An influx of emails and phone calls can reduce workers’ IQ by 10 points.
There has been much debate over the potentially negative impact of information overload on productivity, as opposed to the positive benefits from lower search costs. After all, productivity growth has been persistently weak across developed economies during the past decade, at a time when global smartphone shipments have increased tenfold. Information overload could damage productivity in at least two ways: the direct effects of “cyber-slacking”, and a more nebulous impact resulting from our habitually distracted minds. On the former, a recent Bank of England study cites research suggesting that an influx of emails and phone calls can reduce workers’ IQ by 10 points – equivalent to losing a night’s sleep. Presumably this is not a permanent loss, or the economy really would be in trouble.
Curiously, the same study finds that men are twice as easily distracted as women, so perhaps a better gender-balanced workforce is the answer. Other suggested remedies include “single-tasking”, as a way of avoiding employees focusing insufficiently on multiple, simultaneous tasks. Mindfulness courses could encourage us all to live more in the present. Search engines are also making an effort to create better-targeted outputs by taking account of more personal information. Whether any of these solutions will have a meaningful impact on our productivity performance remains to be seen.

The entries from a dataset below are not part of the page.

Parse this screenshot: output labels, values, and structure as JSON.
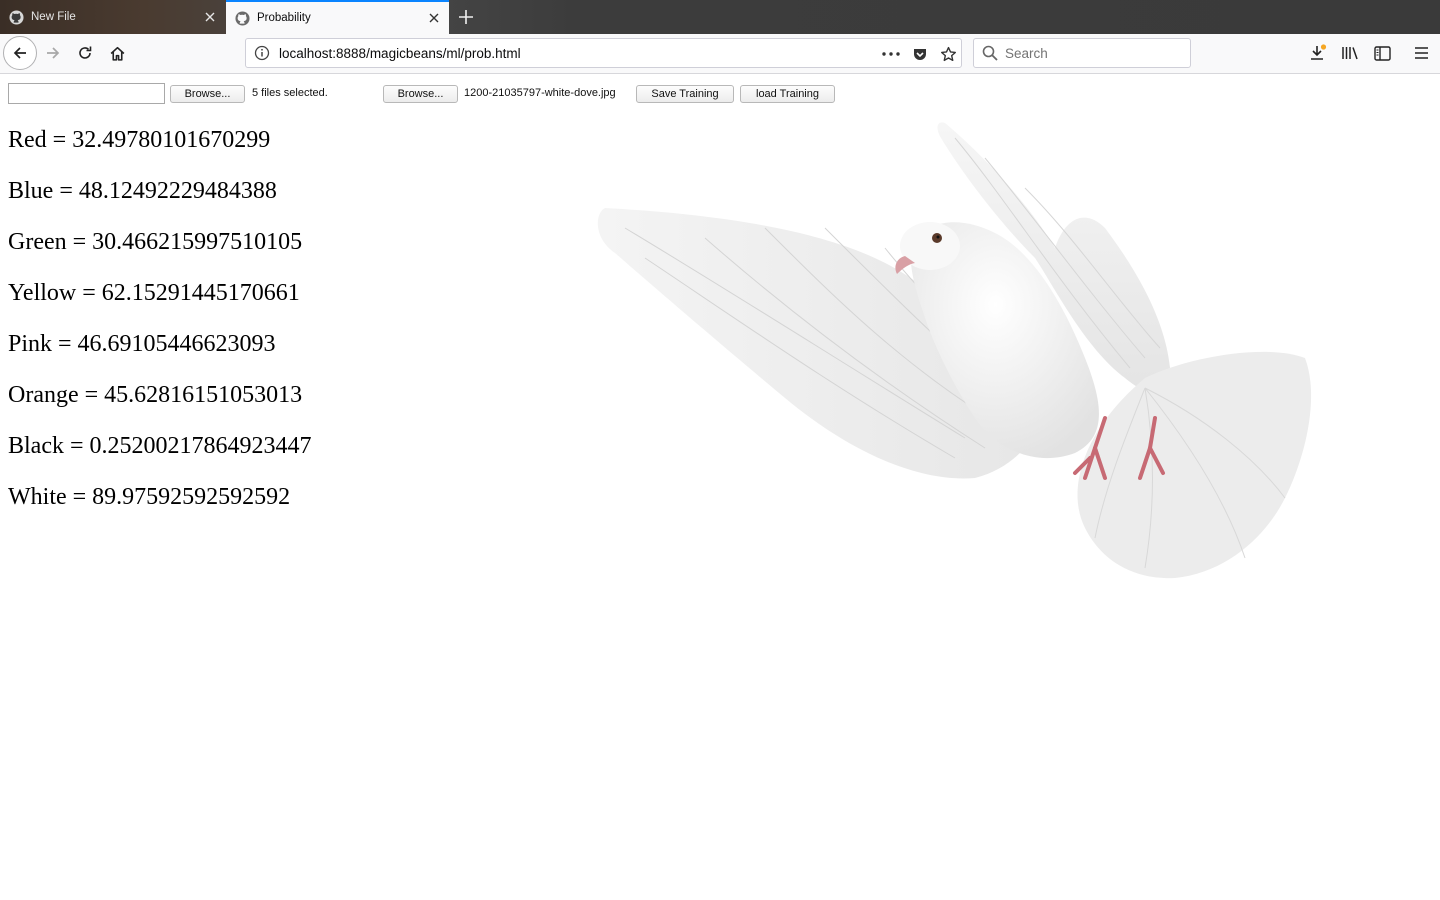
{
  "tabs": [
    {
      "title": "New File",
      "icon": "github-icon",
      "active": false
    },
    {
      "title": "Probability",
      "icon": "github-icon",
      "active": true
    }
  ],
  "navbar": {
    "url": "localhost:8888/magicbeans/ml/prob.html",
    "search_placeholder": "Search"
  },
  "form": {
    "browse1_label": "Browse...",
    "files_selected_text": "5 files selected.",
    "browse2_label": "Browse...",
    "selected_filename": "1200-21035797-white-dove.jpg",
    "save_label": "Save Training",
    "load_label": "load Training"
  },
  "results": [
    {
      "label": "Red = 32.49780101670299"
    },
    {
      "label": "Blue = 48.12492229484388"
    },
    {
      "label": "Green = 30.466215997510105"
    },
    {
      "label": "Yellow = 62.15291445170661"
    },
    {
      "label": "Pink = 46.69105446623093"
    },
    {
      "label": "Orange = 45.62816151053013"
    },
    {
      "label": "Black = 0.25200217864923447"
    },
    {
      "label": "White = 89.97592592592592"
    }
  ],
  "image": {
    "subject": "white dove in flight",
    "icon": "dove-image"
  },
  "colors": {
    "accent": "#0a84ff",
    "tab_strip": "#3a3a3a",
    "toolbar": "#f9f9fa"
  }
}
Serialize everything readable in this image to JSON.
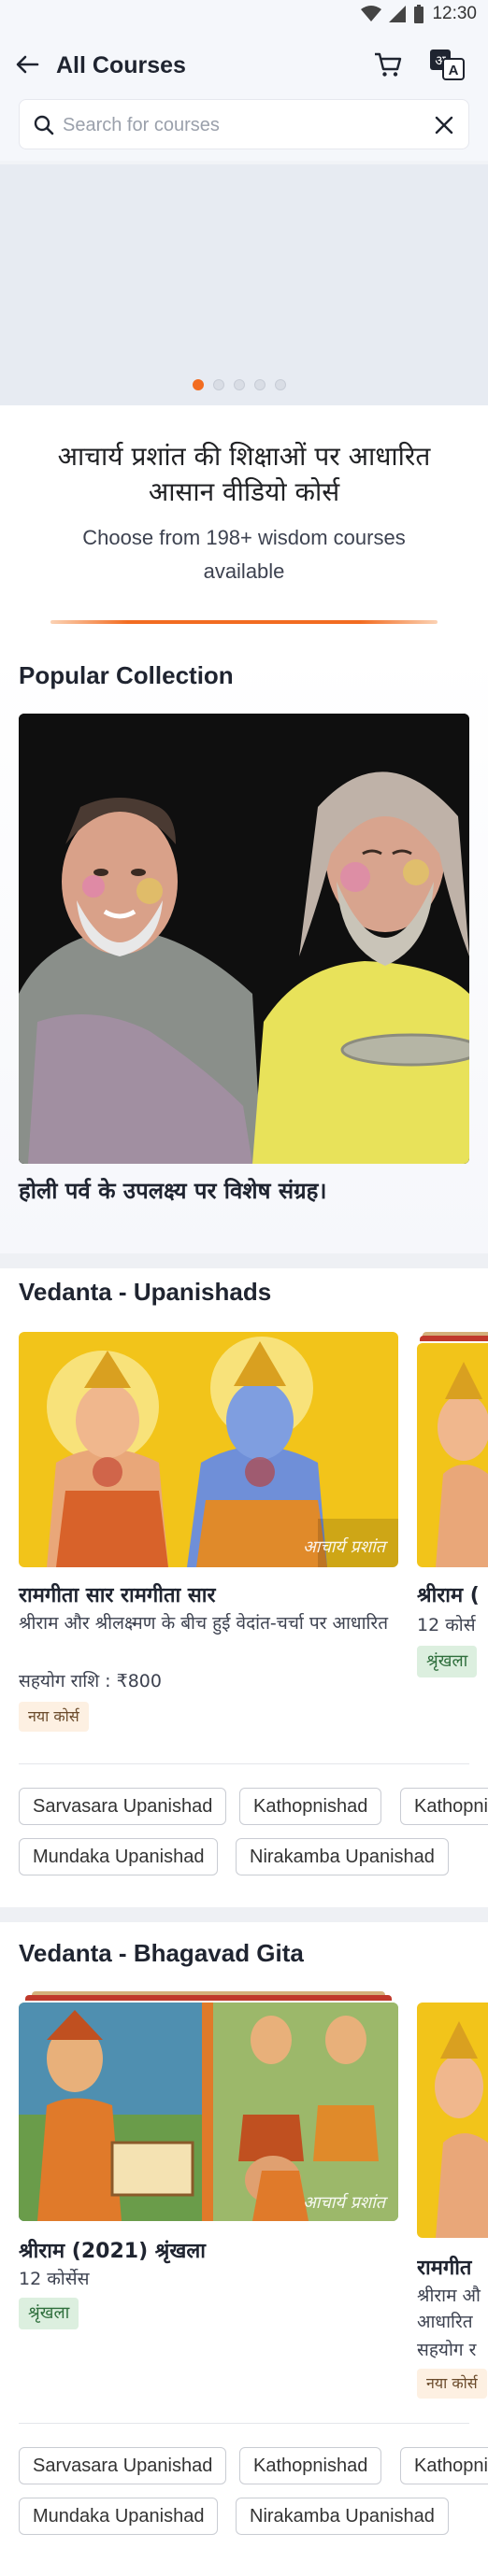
{
  "status_bar": {
    "time": "12:30"
  },
  "header": {
    "title": "All Courses"
  },
  "search": {
    "placeholder": "Search for courses",
    "value": ""
  },
  "carousel": {
    "page_count": 5,
    "active_index": 0
  },
  "intro": {
    "heading": "आचार्य प्रशांत की शिक्षाओं पर आधारित आसान वीडियो कोर्स",
    "subtitle": "Choose from 198+ wisdom courses available"
  },
  "popular": {
    "title": "Popular Collection",
    "caption": "होली पर्व के उपलक्ष्य पर विशेष संग्रह।"
  },
  "upanishads": {
    "title": "Vedanta - Upanishads",
    "card1": {
      "title": "रामगीता सार रामगीता सार",
      "desc": "श्रीराम और श्रीलक्ष्मण के बीच हुई वेदांत-चर्चा पर आधारित",
      "price": "सहयोग राशि : ₹800",
      "badge": "नया कोर्स",
      "watermark": "आचार्य प्रशांत"
    },
    "card2": {
      "title": "श्रीराम (",
      "count": "12 कोर्स",
      "badge": "श्रृंखला"
    },
    "chips": [
      "Sarvasara Upanishad",
      "Kathopnishad",
      "Kathopni",
      "Mundaka Upanishad",
      "Nirakamba Upanishad"
    ]
  },
  "gita": {
    "title": "Vedanta - Bhagavad Gita",
    "card1": {
      "title": "श्रीराम (2021) श्रृंखला",
      "count": "12 कोर्सेस",
      "badge": "श्रृंखला",
      "watermark": "आचार्य प्रशांत"
    },
    "card2": {
      "title": "रामगीत",
      "desc1": "श्रीराम औ",
      "desc2": "आधारित",
      "price": "सहयोग र",
      "badge": "नया कोर्स"
    },
    "chips": [
      "Sarvasara Upanishad",
      "Kathopnishad",
      "Kathopni",
      "Mundaka Upanishad",
      "Nirakamba Upanishad"
    ]
  },
  "colors": {
    "accent": "#f26c21",
    "badge_new_bg": "#fdf0e2",
    "badge_series_bg": "#dcefdf"
  }
}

Rational inattention theory
Self-control also plays a role in coping with information overload. “Rational inattention (RI) theory” recognises that information may be fully and freely available, but it is costly to process. Decision-makers – whether investors, firms or households – therefore make up their minds based on incomplete knowledge, picking and choosing the information they believe is likely to be of most value to them. The economic consequences may be less obvious than for productivity growth, but they are just as powerful.

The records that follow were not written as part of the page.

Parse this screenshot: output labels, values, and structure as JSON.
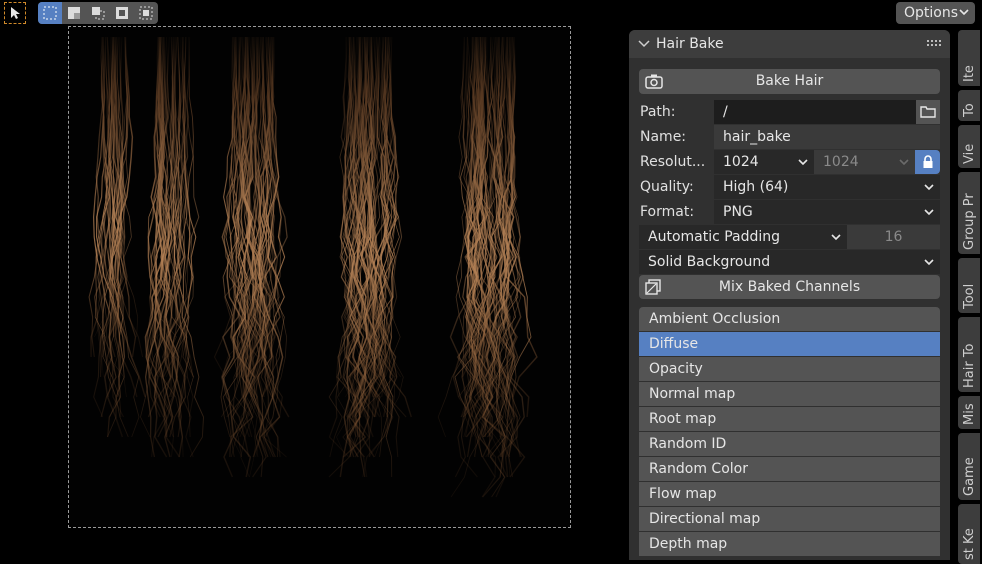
{
  "header": {
    "options_label": "Options"
  },
  "panel": {
    "title": "Hair Bake",
    "bake_button": "Bake Hair",
    "path_label": "Path:",
    "path_value": "/",
    "name_label": "Name:",
    "name_value": "hair_bake",
    "resolution_label": "Resolut...",
    "resolution_x": "1024",
    "resolution_y": "1024",
    "quality_label": "Quality:",
    "quality_value": "High (64)",
    "format_label": "Format:",
    "format_value": "PNG",
    "padding_mode": "Automatic Padding",
    "padding_value": "16",
    "background_mode": "Solid Background",
    "mix_channels_label": "Mix Baked Channels",
    "channels": [
      "Ambient Occlusion",
      "Diffuse",
      "Opacity",
      "Normal map",
      "Root map",
      "Random ID",
      "Random Color",
      "Flow map",
      "Directional map",
      "Depth map"
    ],
    "selected_channel": "Diffuse"
  },
  "tabs": [
    "Ite",
    "To",
    "Vie",
    "Group Pr",
    "Tool",
    "Hair To",
    "Mis",
    "Game",
    "st Ke"
  ],
  "colors": {
    "accent": "#5680c2",
    "button": "#545454",
    "panel_bg": "#303030",
    "hair_light": "#b98558",
    "hair_dark": "#5a3a22"
  },
  "icons": [
    "select-tool-icon",
    "new-selection-icon",
    "extend-selection-icon",
    "subtract-selection-icon",
    "invert-selection-icon",
    "intersect-selection-icon",
    "camera-icon",
    "folder-icon",
    "lock-icon",
    "collapse-arrow-icon",
    "drag-grip-icon",
    "mix-channels-icon"
  ]
}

Take the case of supermarket special offers. Have you ever wondered why some items on supermarket shelves are subject to temporary, eye-catching discounts, followed by extended periods of higher, stable pricing? This observation is at odds with mainstream theory, which tends to focus on prices changing sluggishly over time. RI theory has an answer. Stores want to attract the attention of information-overloaded customers to temporary price cuts, but are perfectly happy if distracted shoppers then maintain their purchasing habit when items return to full price.
Equally, RI theory provides an explanation for the observation that business cycles tend to be asymmetric. In a “typical” cycle, output contracts faster in the downturn phase than it expands during the upturn. Because individuals focus on partial information, based on their interests and concerns, risk aversion may lead them to respond more quickly to negative news than positive – perhaps tightening the household purse strings more quickly than they would be willing to loosen them. So if central banks were to calibrate their responses to cyclical variations using mainstream models (which tend to have symmetric structures), RI theory suggests they risk over-estimating the positive impulse from interest-rate cuts and under-estimating the contractionary effect of rate rises.
RI theory also has implications for policymakers’ communication strategies. Central bankers have sometimes expressed concern that financial markets misinterpret, or over-interpret, their policy announcements. Just look at Federal Reserve (Fed) Chair Yellen’s comments on the “dot plot” chart accompanying the Fed’s regular monetary-policy announcements. Could this be an argument for central banks providing very limited guidance, since “information overload” increases the risk of over-reaction? That was certainly the thinking in the era of Fed Chair Alan Greenspan. From an RI perspective, however, Mr Greenspan’s strategy was mistaken. Market participants are likely to study every nuance of whatever the central bank supplies, filling in any “blanks” themselves. The general public, on the other hand, could rationally “value” detailed communication far less, process it in a more perfunctory fashion (if at all), and make sizeable errors in the process – so potentially knocking off course the central bank’s policy intentions. In the era of inflation reports and inflation targeting, however, central banks have responded to these RI considerations by communicating in a two-tiered fashion: a simplified summary of the economic and policy outlook for public consumption, and a more detailed description for those with the incentive to read it.
So if you missed it in 2017, how should you celebrate Information Overload Day this year? First, stop checking your phone every time it pings. Resist responding to text messages and calls, and step away from your internet browser. Information Overload Day is apparently about taking control of the flow of information into your life, limiting it where necessary. Bored yet?